Book The Palgrave Handbook of Magical Realism in the Twenty First Century

Download or read book The Palgrave Handbook of Magical Realism in the Twenty First Century written by Richard Perez and published by Springer Nature. This book was released on 2020-04-30 with total page 651 pages. Available in PDF, EPUB and Kindle. Book excerpt: The Palgrave Handbook of Magical Realism in the Twenty-First Century examines magical realism in literatures from around the globe. Featuring twenty-seven essays written by leading scholars, this anthology argues that literary expressions of magical realism proliferate globally in the twenty-first century due to travel and migrations, the shrinking of time and space, and the growing encroachment of human life on nature. In this global context, magical realism addresses twenty-first-century politics, aesthetics, identity, and social/national formations where contact between and within cultures has exponentially increased, altering how communities and nations imagine themselves. This text assembles a group of critics throughout the world—the Americas, Europe, Africa, Asia, the Middle East, and Australia—who employ multiple theoretical approaches to examine the different ways magical realism in literature has transitioned to a global practice; thus, signaling a new stage in the history and development of the genre.

Book Studies in Indian Writing in English

Download or read book Studies in Indian Writing in English written by Mittapalli Rajeshwar and published by Atlantic Publishers & Distri. This book was released on 2000 with total page 240 pages. Available in PDF, EPUB and Kindle. Book excerpt: During The Seventy Years Of Its Effective History Indian Writing In English Crossed Many Miles Stones And Has Come To Be Finally Accepted As A Major Literature Of The World. Having Won Almost Every Important Literary Prize In The Recent Few Years, Iwe Has Become Immensely Popular With The Common International Readers And Critics Alike.
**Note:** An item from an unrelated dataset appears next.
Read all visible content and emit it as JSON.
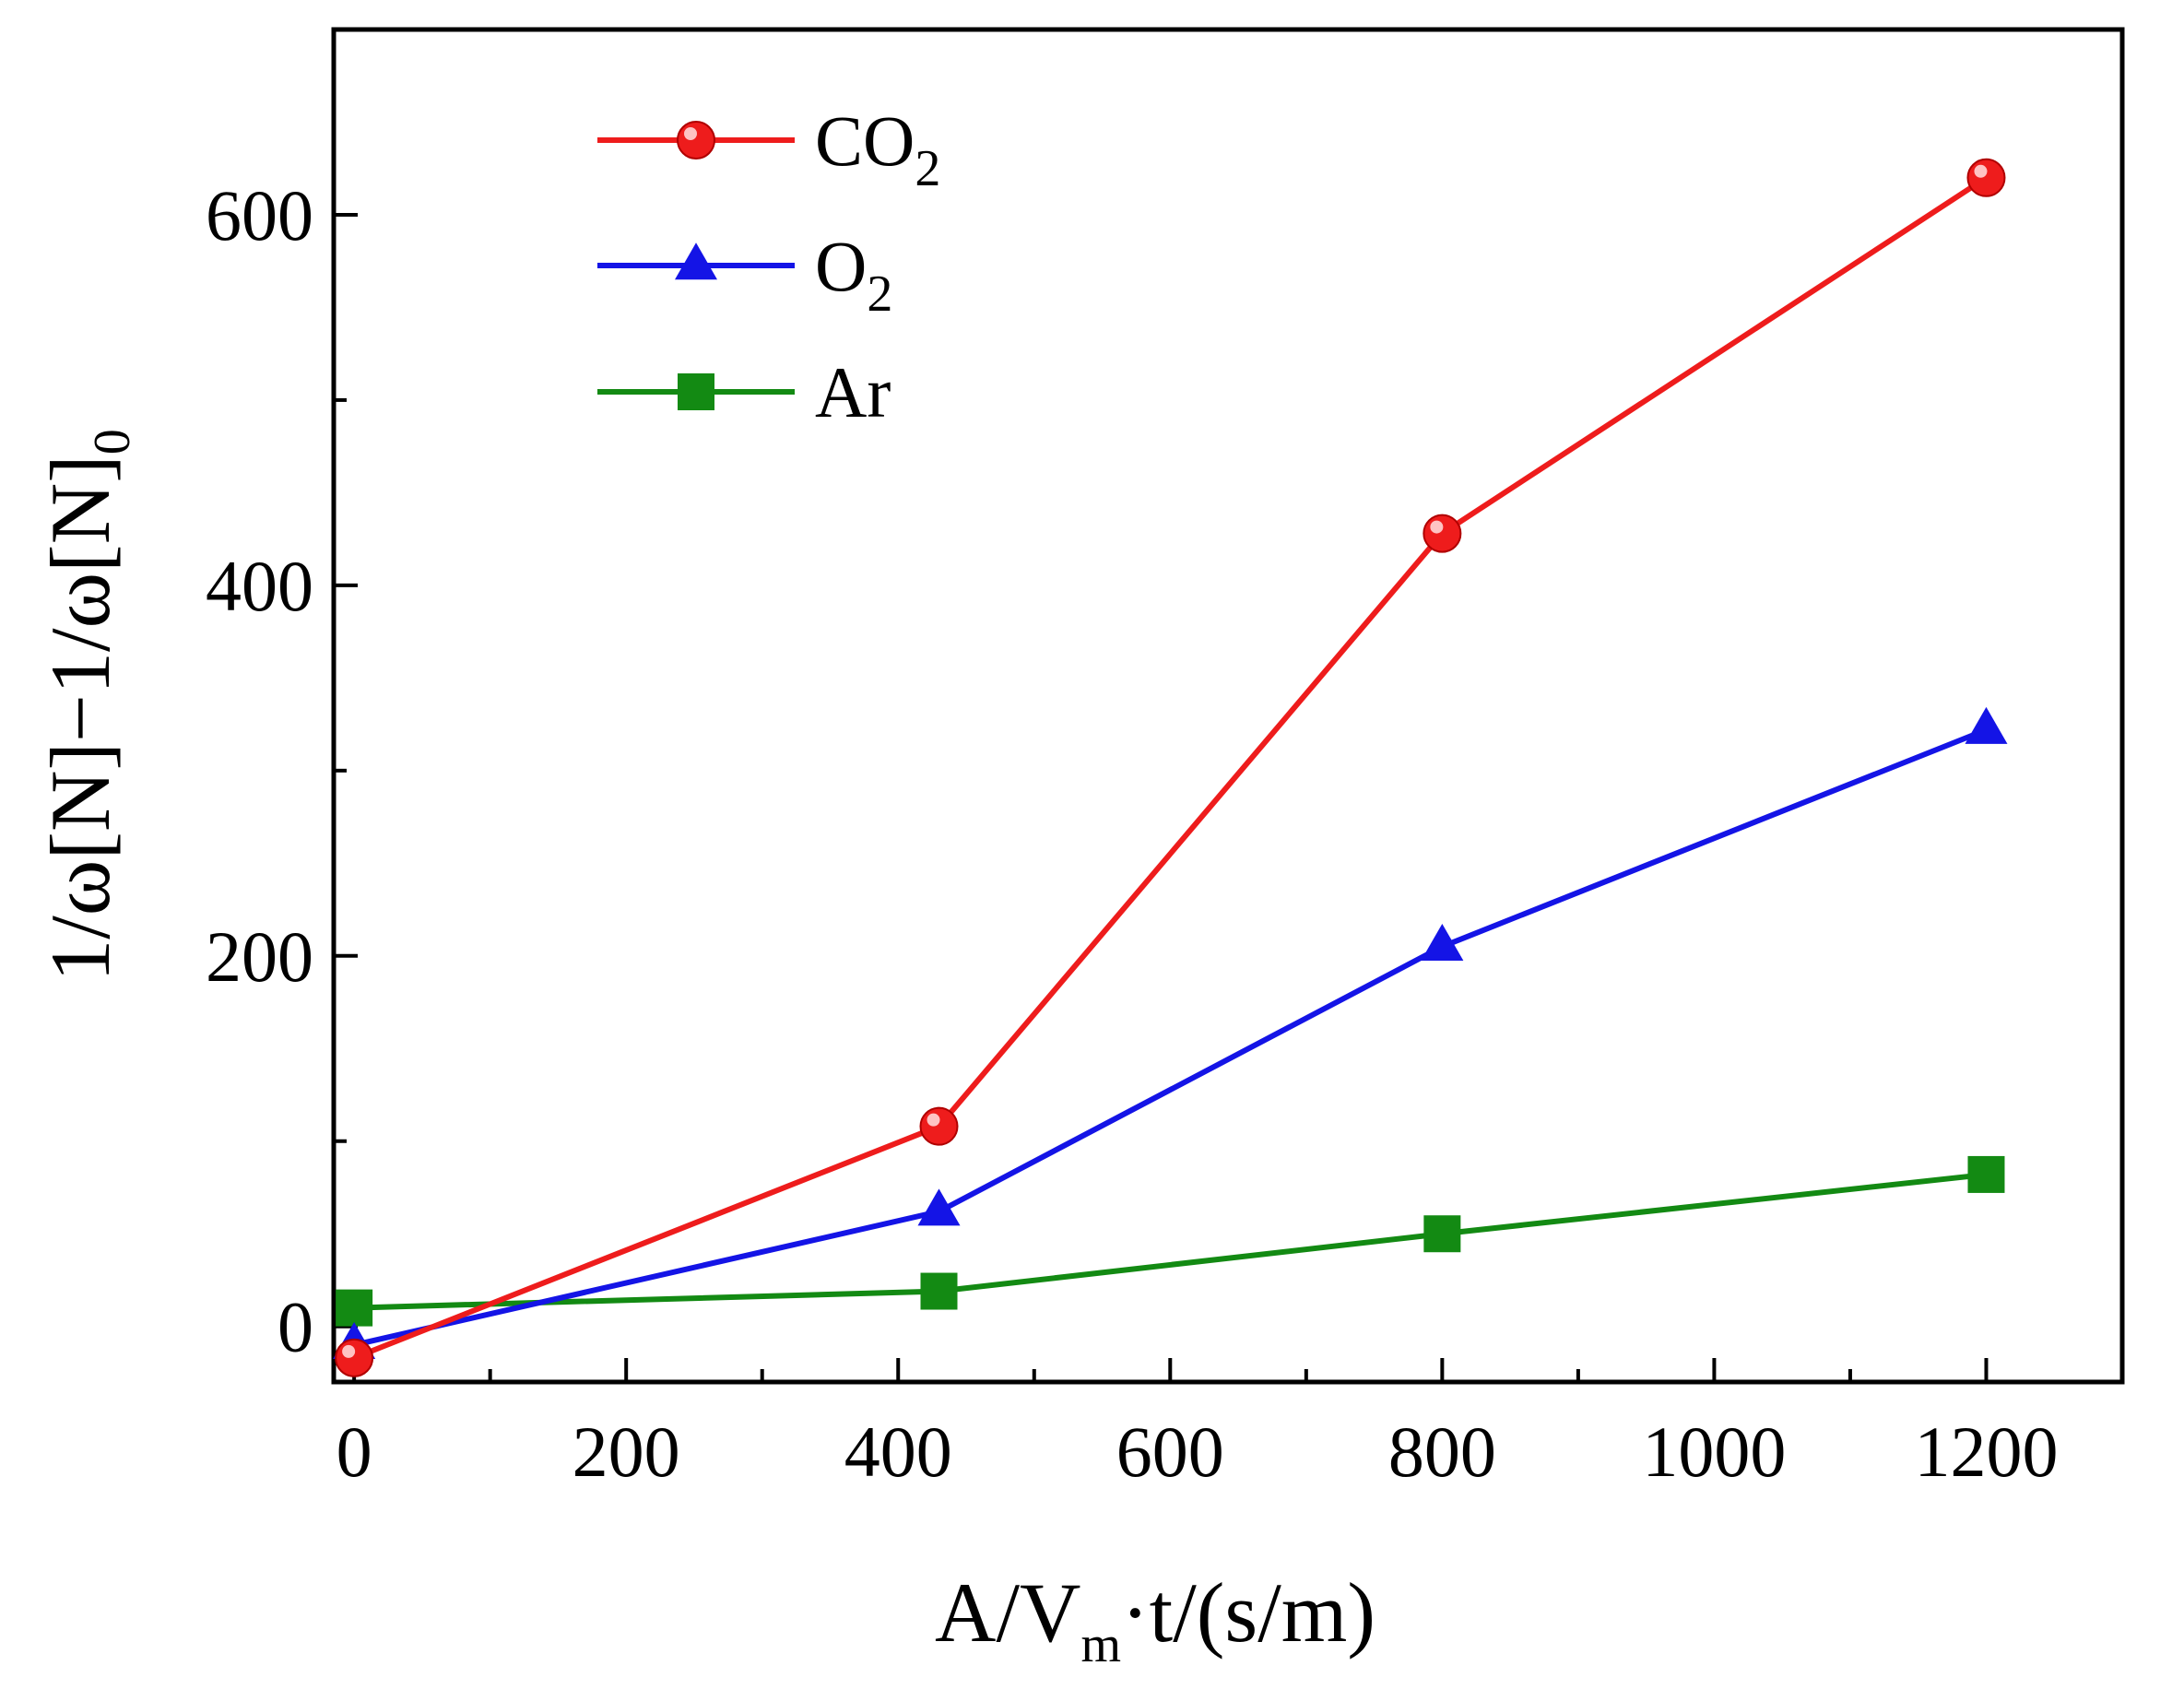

If Its Being Prescribed For Study In Universities Across The World Is Any Indication, The Place Of Iwe In The Canon Is Secure Forever.This Anthology Of Critical Articles Attempts To Evaluate Some Of The Major Indian Poets And Novelists And Their Influential Works From Refreshingly New Perspectives Historical, Socio-Economic, Existential, Mythological, Philosophical-Religious And Environmental.The Writers Studied Here Include Anand, Narayan, Raja Rao, Malgonkar, Bhattacharya, Joshi, Desai, Markandaya, Sahgal, Ezekiel And Ramanujan. An Interesting Addition To This Volume Are A Couple Of Articles On The Diaspora Writers Such Rohinton Mistry And The South African Indian Poets And Novelists.It Is Hoped That This Book Will Prove Itself Highly Useful To All Who Are Seriously Interested In Indian Writing In English.